From protein search to ranked target insights — in seconds.
ProtPocket is an open-source research prototype for exploring protein targets in one browser workflow. Search any protein by name, gene symbol, or accession number, and ProtPocket brings together AlphaFold structure predictions, monomer-vs-homodimer comparison, pocket detection, mutation impact scoring, molecule suggestions, exploratory docking, and interactive 3D visualization.
The goal is to help researchers move quickly from a protein query to testable structural hypotheses: Which pockets exist? Do new pockets appear in the homodimer? Are they near important mutations? Are there candidate molecules that could fit? How confident is the predicted structure?
Live: https://protpocket.ayushz.me
Many proteins function as complexes, and in some cases two identical chains form a homodimer with pockets that are not visible in the single-chain structure. These interface pockets can be valuable starting points for drug-discovery research, but they are easy to miss when tools analyze only the monomer.
ProtPocket compares AlphaFold monomer and homodimer predictions side by side, detects pockets in both structures, highlights candidate interface pockets, and connects them with mutation and docking context.
For every protein you search, ProtPocket can:
- Fetch available AlphaFold monomer and homodimer structure predictions
- Run fpocket-based pocket detection on both structures
- Highlight pockets that appear or become more defined in the homodimer
- Score proteins using structural confidence, approved-drug coverage, pathogen priority, and disorder-change signals
- Suggest candidate molecules or fragments from ChEMBL
- Run exploratory AutoDock Vina docking in selected pockets
- Visualize structures, pockets, mutations, and docking poses in Mol*
The predicted complex structures are based on the 2026 AlphaFold Database complex expansion, which includes large-scale homomeric and heteromeric protein complex predictions.
PEA15 is a small human adaptor protein involved in apoptosis and MAPK/ERK signaling, with links to cancer biology and type 2 diabetes. It has no approved drugs in ProtPocket's current ChEMBL-based lookup. In this walkthrough, ProtPocket uses PEA15 as an example where the predicted homodimer highlights interface-like pockets that are less apparent in the monomer, making it useful for exploring structure-based hypotheses.
Go to protpocket.ayushz.me and type PEA15 into the search bar.
ProtPocket recognises this as a gene name and queries UniProt, AlphaFold, and ChEMBL at the same time. Within a few seconds you see a list of matching proteins with their scores.

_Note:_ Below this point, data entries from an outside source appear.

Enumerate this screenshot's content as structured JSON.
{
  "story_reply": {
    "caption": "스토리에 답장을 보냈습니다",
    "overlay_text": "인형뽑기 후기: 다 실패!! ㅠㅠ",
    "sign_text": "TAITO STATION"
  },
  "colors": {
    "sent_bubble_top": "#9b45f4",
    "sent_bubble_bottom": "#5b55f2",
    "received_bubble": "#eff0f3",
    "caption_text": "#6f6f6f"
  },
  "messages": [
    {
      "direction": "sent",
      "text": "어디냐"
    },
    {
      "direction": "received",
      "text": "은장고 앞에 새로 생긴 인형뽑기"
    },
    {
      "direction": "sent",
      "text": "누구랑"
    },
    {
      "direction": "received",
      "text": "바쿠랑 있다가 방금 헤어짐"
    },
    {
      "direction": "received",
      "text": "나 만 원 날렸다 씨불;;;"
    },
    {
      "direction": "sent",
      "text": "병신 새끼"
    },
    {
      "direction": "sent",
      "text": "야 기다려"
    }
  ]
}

Each card shows three numbers at a glance:
| Field | What it means |
|---|---|
| Confidence | AlphaFold's confidence in the predicted structure, averaged across the homodimer. Scores above 70 are considered reliable. |
| Disorder Δ | How much more ordered the protein becomes when it dimerizes. A positive number means the functional shape only appears in the two-chain form. PEA15 shows +6.3 here. |
| Gap Score | ProtPocket's priority score. Higher means more urgently undrugged. PEA15 scores high because it is well-predicted as a dimer, has zero approved drugs, and its structure is revealed by dimerization. |
Click the card to open the full detail page, which shows the monomer and homodimer structures side by side and all the key metrics in one view.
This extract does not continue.